By Ashley Lopez
Florida Center for Investigative Reporting
Palm Beach County officials are planning to hand count the 60,000 absentee ballots that a printer botched this week.
Palm Beach Supervisor of Elections Susan Bucher told WLRN’s Rick Stone that each of those 60,000 ballots “will have to be examined, the intent of each voter discerned, and the vote transferred to a properly printed ballot so it can be read by a tabulation scanner.”
“Our main issue is how to deal with the defective ballots,” said Tallahassee attorney Barry Richard, who represents three Florida Supreme Court justices who face merit retention in the November election. “There’s going to be a lot of people opening ballots and recording votes on new ballots. This obviously is fraught with the possibility for human error.”
He said he is hopeful a machine can be calibrated to read the defective ballots instead of having workers duplicate them.

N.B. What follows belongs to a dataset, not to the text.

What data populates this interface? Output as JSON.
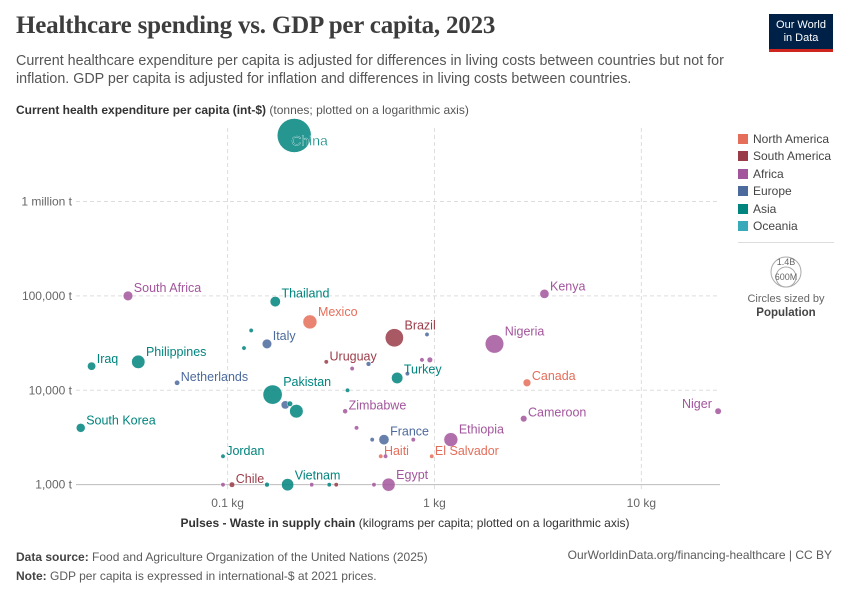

“I’m not concerned people are going to intentionally commit fraud with the ballots,” Richard said. “But when you have that many people going through thousands of ballots by hand, transferring a dot on one page to a dot on another page, that’s what concerns us.”
Other experts have said that this method has been used before to handle messed-up ballots and has not compromised the vote.
In 2000, Palm Beach County and others had to hand count ballots because of the infamous “hanging chads” problem during that contentious presidential election.
This is just another case of why design matters in elections — and even the smallest design errors have to be taken very seriously.